Danish intervals are a simple session, one that I've used since about 2012, when it was first published. I've found it to be very effective for improving VO2max and running economy.
I've also used it to good effect with cyclists, in which scenario it's best used on a stationary cycle trainer.
It's not one for the faint-hearted. Expect to have a desperate desire to lie on the floor gasping for air and asking yourself what on earth came over you to attempt this.
As always, to be truly effective and to minimise injury risk, you do need to have a reasonable base of low intensity steady state training before doing intervals. As popular as the HIIT concept has become, intervals are a performance intervention and are no more than the cherry on top of a very large, well-iced cake.
The study, linked below, also found a positive effect on the health of trained individuals.
In my notation, the "Danish Intervals" session is written like this...
4 Rounds: 5 x (10s Sprint, 20s Hard Running, 30s Easy Running), Rest 2min
How to do it...
Warm up thoroughly, using a combination of steady state cardiovascular activity and some dynamic mobility exercises.

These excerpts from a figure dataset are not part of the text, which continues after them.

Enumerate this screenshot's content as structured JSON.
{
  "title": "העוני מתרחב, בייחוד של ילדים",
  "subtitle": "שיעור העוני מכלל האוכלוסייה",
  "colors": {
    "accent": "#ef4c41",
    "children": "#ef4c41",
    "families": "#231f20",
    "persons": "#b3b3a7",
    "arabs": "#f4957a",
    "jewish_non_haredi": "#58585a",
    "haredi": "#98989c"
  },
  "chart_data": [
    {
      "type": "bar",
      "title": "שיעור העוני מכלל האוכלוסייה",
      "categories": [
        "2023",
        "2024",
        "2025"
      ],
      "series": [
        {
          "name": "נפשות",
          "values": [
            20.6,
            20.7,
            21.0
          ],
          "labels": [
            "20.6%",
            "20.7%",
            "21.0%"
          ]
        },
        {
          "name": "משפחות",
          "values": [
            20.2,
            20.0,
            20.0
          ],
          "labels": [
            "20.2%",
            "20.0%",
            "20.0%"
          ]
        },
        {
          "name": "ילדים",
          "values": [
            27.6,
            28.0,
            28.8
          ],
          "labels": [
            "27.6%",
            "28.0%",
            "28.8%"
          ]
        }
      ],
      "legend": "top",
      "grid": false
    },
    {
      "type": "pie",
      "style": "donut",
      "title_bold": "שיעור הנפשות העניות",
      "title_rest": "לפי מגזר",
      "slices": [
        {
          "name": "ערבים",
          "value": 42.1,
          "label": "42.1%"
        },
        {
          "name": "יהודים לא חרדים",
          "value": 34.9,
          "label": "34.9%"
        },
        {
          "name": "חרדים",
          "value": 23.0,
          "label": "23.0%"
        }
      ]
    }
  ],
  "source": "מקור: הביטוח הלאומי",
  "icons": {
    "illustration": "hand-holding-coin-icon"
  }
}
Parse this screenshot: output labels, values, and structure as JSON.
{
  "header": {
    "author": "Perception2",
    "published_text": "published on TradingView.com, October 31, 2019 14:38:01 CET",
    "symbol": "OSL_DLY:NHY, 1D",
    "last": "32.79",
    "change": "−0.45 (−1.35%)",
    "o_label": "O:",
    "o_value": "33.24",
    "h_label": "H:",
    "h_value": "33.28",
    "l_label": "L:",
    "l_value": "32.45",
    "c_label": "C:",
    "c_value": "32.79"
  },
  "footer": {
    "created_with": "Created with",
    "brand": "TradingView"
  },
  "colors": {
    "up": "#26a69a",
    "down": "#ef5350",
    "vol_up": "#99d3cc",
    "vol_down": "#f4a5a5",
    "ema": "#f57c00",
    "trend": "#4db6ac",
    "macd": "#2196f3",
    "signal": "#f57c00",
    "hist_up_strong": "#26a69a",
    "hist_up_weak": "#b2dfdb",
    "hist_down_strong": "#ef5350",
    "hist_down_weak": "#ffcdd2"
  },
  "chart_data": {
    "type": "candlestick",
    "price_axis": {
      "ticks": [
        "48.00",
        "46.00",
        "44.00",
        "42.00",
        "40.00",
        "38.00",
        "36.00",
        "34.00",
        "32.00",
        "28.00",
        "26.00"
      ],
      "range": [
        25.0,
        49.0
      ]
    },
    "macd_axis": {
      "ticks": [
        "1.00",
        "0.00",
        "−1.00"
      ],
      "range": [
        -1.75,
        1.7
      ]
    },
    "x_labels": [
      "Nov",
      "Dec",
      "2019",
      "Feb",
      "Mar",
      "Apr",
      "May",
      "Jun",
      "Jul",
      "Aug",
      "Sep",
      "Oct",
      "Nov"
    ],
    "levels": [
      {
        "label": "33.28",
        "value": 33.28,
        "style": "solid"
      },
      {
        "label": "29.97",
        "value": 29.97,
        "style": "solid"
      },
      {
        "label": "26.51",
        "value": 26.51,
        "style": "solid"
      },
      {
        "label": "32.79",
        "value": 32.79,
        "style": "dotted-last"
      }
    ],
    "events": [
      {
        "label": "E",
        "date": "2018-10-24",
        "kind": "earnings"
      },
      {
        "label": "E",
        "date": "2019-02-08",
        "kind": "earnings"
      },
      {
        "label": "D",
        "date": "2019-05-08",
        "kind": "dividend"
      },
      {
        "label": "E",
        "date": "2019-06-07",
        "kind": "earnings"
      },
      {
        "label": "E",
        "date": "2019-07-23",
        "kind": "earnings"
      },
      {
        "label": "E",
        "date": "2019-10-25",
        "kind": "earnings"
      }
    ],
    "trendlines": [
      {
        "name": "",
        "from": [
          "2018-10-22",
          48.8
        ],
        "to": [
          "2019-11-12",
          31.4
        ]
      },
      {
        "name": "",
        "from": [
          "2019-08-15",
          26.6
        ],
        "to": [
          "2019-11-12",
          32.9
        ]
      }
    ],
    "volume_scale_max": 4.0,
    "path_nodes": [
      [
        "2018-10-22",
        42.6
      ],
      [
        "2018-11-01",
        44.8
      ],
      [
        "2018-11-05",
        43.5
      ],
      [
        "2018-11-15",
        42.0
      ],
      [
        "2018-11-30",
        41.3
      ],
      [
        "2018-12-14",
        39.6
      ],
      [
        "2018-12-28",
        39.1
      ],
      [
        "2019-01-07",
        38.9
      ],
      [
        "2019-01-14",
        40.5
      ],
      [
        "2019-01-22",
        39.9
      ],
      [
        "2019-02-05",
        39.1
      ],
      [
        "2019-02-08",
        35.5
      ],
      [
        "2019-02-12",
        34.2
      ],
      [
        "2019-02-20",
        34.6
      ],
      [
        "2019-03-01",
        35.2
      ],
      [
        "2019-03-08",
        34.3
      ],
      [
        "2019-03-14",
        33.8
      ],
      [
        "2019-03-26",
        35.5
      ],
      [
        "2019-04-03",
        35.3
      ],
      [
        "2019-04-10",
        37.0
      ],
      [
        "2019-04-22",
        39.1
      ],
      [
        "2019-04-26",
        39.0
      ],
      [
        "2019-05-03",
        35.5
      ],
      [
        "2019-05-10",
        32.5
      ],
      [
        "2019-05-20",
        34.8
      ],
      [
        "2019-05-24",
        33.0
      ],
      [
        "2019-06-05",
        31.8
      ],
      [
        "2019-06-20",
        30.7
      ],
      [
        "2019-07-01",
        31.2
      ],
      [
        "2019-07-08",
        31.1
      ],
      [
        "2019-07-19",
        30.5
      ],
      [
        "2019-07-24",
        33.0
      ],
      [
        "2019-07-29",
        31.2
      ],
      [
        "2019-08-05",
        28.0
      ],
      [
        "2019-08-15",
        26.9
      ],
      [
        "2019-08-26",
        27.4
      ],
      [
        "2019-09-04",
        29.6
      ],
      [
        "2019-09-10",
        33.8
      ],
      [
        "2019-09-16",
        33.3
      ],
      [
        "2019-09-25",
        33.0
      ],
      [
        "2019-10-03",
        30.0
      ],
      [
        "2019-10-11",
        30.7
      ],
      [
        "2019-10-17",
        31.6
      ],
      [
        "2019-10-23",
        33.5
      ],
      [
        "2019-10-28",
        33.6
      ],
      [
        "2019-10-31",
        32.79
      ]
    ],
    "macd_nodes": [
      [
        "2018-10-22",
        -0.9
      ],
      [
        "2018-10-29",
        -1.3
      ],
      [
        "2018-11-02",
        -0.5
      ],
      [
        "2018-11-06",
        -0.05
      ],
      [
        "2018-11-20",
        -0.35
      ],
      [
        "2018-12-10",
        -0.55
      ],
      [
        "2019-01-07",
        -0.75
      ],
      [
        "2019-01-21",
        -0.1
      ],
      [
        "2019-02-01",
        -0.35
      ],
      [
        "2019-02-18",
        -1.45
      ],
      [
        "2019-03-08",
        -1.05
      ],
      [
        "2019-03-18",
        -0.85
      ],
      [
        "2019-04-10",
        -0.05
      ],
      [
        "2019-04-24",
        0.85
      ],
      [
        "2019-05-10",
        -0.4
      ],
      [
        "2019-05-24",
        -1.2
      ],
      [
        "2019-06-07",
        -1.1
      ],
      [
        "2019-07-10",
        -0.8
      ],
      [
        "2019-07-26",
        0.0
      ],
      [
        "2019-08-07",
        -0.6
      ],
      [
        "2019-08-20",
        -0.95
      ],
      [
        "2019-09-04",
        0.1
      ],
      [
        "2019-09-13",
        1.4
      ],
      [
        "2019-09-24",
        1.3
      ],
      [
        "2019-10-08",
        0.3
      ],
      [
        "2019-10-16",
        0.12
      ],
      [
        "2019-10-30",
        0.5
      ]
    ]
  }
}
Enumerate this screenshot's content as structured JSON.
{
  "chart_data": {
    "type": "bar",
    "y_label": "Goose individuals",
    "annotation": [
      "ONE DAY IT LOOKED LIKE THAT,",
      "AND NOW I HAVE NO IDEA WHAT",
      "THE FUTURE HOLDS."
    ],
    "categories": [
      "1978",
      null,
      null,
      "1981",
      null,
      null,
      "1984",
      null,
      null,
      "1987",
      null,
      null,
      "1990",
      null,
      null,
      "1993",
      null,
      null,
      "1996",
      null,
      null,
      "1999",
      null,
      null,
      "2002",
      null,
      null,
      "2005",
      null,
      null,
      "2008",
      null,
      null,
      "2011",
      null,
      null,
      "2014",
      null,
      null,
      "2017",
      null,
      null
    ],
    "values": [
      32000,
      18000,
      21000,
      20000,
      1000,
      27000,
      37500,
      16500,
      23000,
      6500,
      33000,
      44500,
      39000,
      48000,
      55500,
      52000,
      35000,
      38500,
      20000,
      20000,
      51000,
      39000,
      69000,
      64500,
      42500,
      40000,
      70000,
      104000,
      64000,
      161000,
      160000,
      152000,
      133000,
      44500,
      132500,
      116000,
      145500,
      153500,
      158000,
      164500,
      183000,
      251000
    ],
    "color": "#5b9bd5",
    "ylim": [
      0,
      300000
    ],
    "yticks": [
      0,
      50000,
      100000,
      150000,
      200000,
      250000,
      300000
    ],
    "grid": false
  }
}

- 10s Sprint - flat out, as hard as you can go
- 20s Hard Running - this is your race pace for 3-5km event. It's a high intensity effort
- 30s Easy Running - jogging to partially recover
- Repeat 5 times
- Rest 2 minutes
Repeat for up to 4 rounds.
(I would strongly suggest that you limit your first Danish Intervals session to 2 rounds, assess how you respond to that and, only then, add further rounds in subsequent sessions).
After you've completed the intervals, do at least 10 minutes of very easy jogging/walking to cool down properly.